Je n’étais pas avec ma tante depuis cinq minutes, qu’elle me
renvoyait par peur que je la fatigue. Elle tendait à mes lèvres son
triste front pâle et fade sur lequel, à cette heure matinale, elle
n’avait pas encore arrangé ses faux cheveux, et où les vertèbres
transparaissaient comme les pointes d’une couronne d’épines ou les
grains d’un rosaire, et elle me disait : « Allons, mon
pauvre enfant, va-t’en, va te préparer pour la messe ; et si
en bas tu rencontres Françoise, dis-lui de ne pas s’amuser trop
longtemps avec vous, qu’elle monte bientôt voir si je n’ai besoin
de rien. »
Françoise, en effet, qui était depuis des années à son service
et ne se doutait pas alors qu’elle entrerait un jour tout à fait au
nôtre, délaissait un peu ma tante pendant les mois où nous étions
là. Il y avait eu dans mon enfance, avant que nous allions à
Combray, quand ma tante Léonie passait encore l’hiver à Paris chez
sa mère, un temps où je connaissais si peu Françoise que, le
1er janvier, avant d’entrer chez ma grand’tante, ma mère
me mettait dans la main une pièce de cinq francs et me
disait : « Surtout ne te trompe pas de personne. Attends
pour donner que tu m’entendes dire : « Bonjour
Françoise » ; en même temps je te toucherai légèrement le
bras. » À peine arrivions-nous dans l’obscure antichambre de
ma tante que nous apercevions dans l’ombre, sous les tuyaux d’un
bonnet éblouissant, raide et fragile comme s’il avait été de sucre
filé, les remous concentriques d’un sourire de reconnaissance
anticipé. C’était Françoise, immobile et debout dans l’encadrement
de la petite porte du corridor comme une statue de sainte dans sa
niche. Quand on était un peu habitué à ces ténèbres de chapelle, on
distinguait sur son visage l’amour désintéressé de l’humanité, le
respect attendri pour les hautes classes qu’exaltait dans les
meilleures régions de son cœur l’espoir des étrennes. Maman me
pinçait le bras avec violence et disait d’une voix forte :
« Bonjour Françoise. » À ce signal mes doigts s’ouvraient
et je lâchais la pièce qui trouvait pour la recevoir une main
confuse, mais tendue.

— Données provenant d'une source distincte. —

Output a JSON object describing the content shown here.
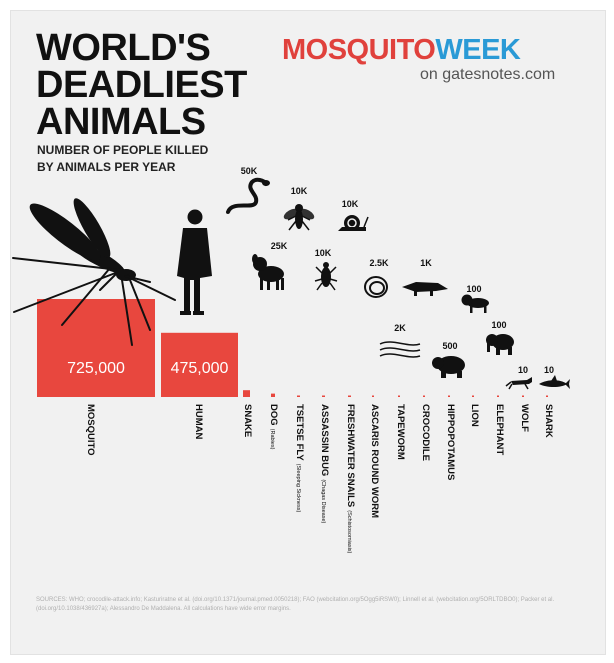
{
  "title": "WORLD'S\nDEADLIEST\nANIMALS",
  "subtitle": "NUMBER OF PEOPLE KILLED\nBY ANIMALS PER YEAR",
  "brand": {
    "part1": "MOSQUITO",
    "part2": "WEEK",
    "subtitle": "on gatesnotes.com",
    "color1": "#e0413c",
    "color2": "#2a9ad6"
  },
  "sources": "SOURCES: WHO; crocodile-attack.info; Kasturiratne et al. (doi.org/10.1371/journal.pmed.0050218); FAO (webcitation.org/5Ogg5iRSW0); Linnell et al. (webcitation.org/5ORLTDBO0); Packer et al. (doi.org/10.1038/436927a); Alessandro De Maddalena. All calculations have wide error margins.",
  "colors": {
    "bar": "#e8473e",
    "label_text": "#111111"
  },
  "chart_data": {
    "type": "bar",
    "categories": [
      "MOSQUITO",
      "HUMAN",
      "SNAKE",
      "DOG",
      "TSETSE FLY",
      "ASSASSIN BUG",
      "FRESHWATER SNAILS",
      "ASCARIS ROUND WORM",
      "TAPEWORM",
      "CROCODILE",
      "HIPPOPOTAMUS",
      "LION",
      "ELEPHANT",
      "WOLF",
      "SHARK"
    ],
    "sublabels": [
      "",
      "",
      "",
      "(Rabies)",
      "(Sleeping Sickness)",
      "(Chagas Disease)",
      "(Schistosomiasis)",
      "",
      "",
      "",
      "",
      "",
      "",
      "",
      ""
    ],
    "values": [
      725000,
      475000,
      50000,
      25000,
      10000,
      10000,
      10000,
      2500,
      2000,
      1000,
      500,
      100,
      100,
      10,
      10
    ],
    "value_labels": [
      "725,000",
      "475,000",
      "50K",
      "25K",
      "10K",
      "10K",
      "10K",
      "2.5K",
      "2K",
      "1K",
      "500",
      "100",
      "100",
      "10",
      "10"
    ],
    "icons": [
      "mosquito-icon",
      "human-icon",
      "snake-icon",
      "dog-icon",
      "tsetse-fly-icon",
      "assassin-bug-icon",
      "snail-icon",
      "roundworm-icon",
      "tapeworm-icon",
      "crocodile-icon",
      "hippo-icon",
      "lion-icon",
      "elephant-icon",
      "wolf-icon",
      "shark-icon"
    ]
  }
}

Mais depuis que nous allions à Combray je ne
connaissais personne mieux que Françoise ; nous étions ses
préférés, elle avait pour nous, au moins pendant les premières
années, avec autant de considération que pour ma tante, un goût
plus vif, parce que nous ajoutions, au prestige de faire partie de
la famille (elle avait pour les liens invisibles que noue entre les
membres d’une famille la circulation d’un même sang, autant de
respect qu’un tragique grec), le charme de n’être pas ses maîtres
habituels. Aussi, avec quelle joie elle nous recevait, nous
plaignant de n’avoir pas encore plus beau temps, le jour de notre
arrivée, la veille de Pâques, où souvent il faisait un vent
glacial, quand maman lui demandait des nouvelles de sa fille et de
ses neveux, si son petit-fils était gentil, ce qu’on comptait faire
de lui, s’il ressemblerait à sa grand’mère.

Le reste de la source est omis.